Airplanes were certainly used in the First World War, but planes as weapons of war took on new roles during WWII. Developments in aviation in the interwar years allowed for planes to fly faster, farther, and carry heavier loads than in the previous conflict. Strategic bombing was practiced during WWI, but during the Second World War it was a major tactic. Bombing during WWII had two main targets: strategic targets, like munitions factories, air strips, and harbours; and civilian targets, like major cities. The intention behind hitting strategic targets was to limit the ability of an enemy nation to supply and perform acts of war; the latter was a direct attack on the morale of one’s enemies. There are infamous attacks on Allied centres, like the Blitz; however, the Allies also participated in civilian bombing. The devastating bombing of Dresden, Germany in February 1945 is one example. Such significant threats to civilian populations on the home front is one reason why WWII was considered a “total war.” This blog series will look at civilian bombing during the Battle of Britain, a few popular types of air raid shelters, and how the Canadian government prepared civilians for the potential of an air raid.
German troops entered Paris on June 14, 1940. On June 22, France surrendered and signed an armistice with Germany. For Britain, this was the final confirmation that this war would not be like the First World War and that their island may be under direct threat of German invasion. Immediately following the fall of France, Hitler believed that Britain would also request a peace treaty rather than fight the German war machine. However, British Prime Minister Winston Churchill was not willing to acquiesce to Hitler’s demands and he famously told the British and other Allies that “The Battle of France is over. The Battle of Britain is about to begin.”
German troops were unprepared for a land invasion of the British Isles in 1940. Before they could land on the shores, Germany had to have control over the seas, and before they could claim naval superiority, the Luftwaffe (German air force) had to control the air. Thus, the Battle of Britain began as a battle in the skies.

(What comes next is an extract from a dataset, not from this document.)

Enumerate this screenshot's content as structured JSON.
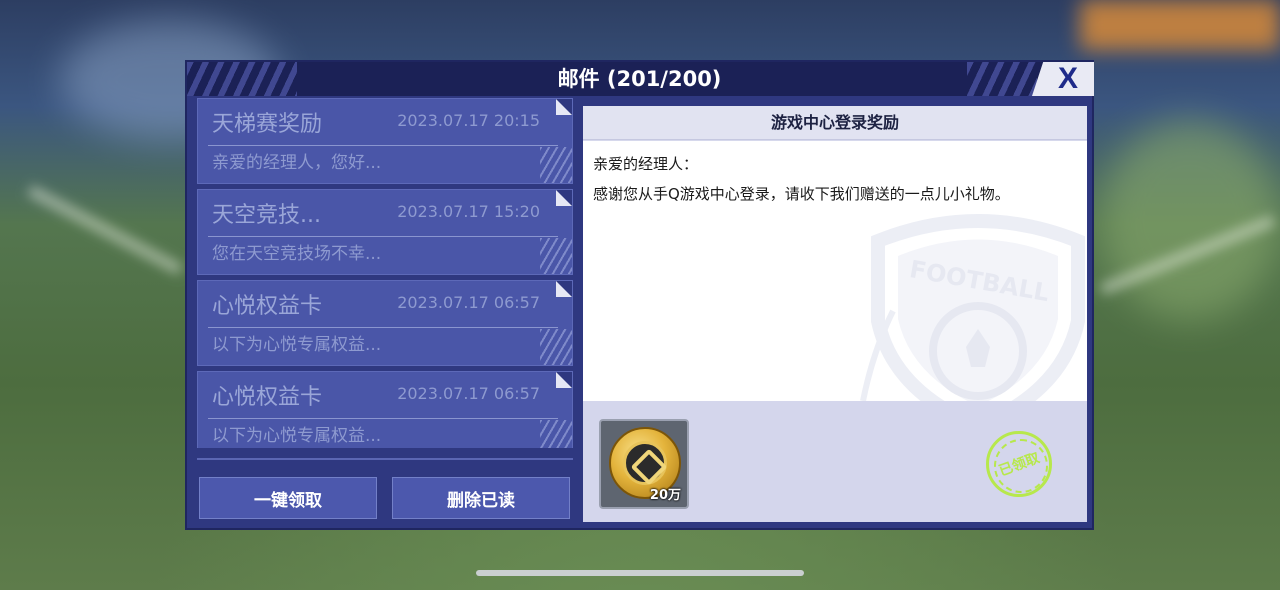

German attacks began on July 10. In the first phase of the battle, which lasted a month, the targets were convoys on the English Channel, channel ports, and radar stations along England’s south coast. As the battle progressed attacks moved farther inland. In the second phase, widely considered the main assault, attacks were directed at radar stations, airfields, and aircraft factories. Germany was trying to take out Britain’s ability to maintain the Royal Air Force (RAF). Though the Luftwaffe was taking more losses, Britain was losing experienced pilots at a rate that could not be sustained. However, in August 1940 a German bomber, reportedly by accident, dropped bombs on civilians in London. Britain responded by bombing Berlin. This changed the course of the Battle of Britain.
Angered by the attack on Berlin, Hitler ordered the target of German bombs to shift from militarily strategic locations, like airfields and factories, to civilian populations. Thus ‘the Blitz’ began on September 7, 1940. London was bombed for 57 consecutive nights. Still, the Blitz was an attack on the entirety of Britain, and London was not the only urban centre that was bombed. After the bombing raids on London, major provincial cities and industrial centres were still targeted. Bombings ended around May, when Germany shifted its focus east to the Soviet Union. By the end of the nine months of bombing over 43,000 civilians were killed.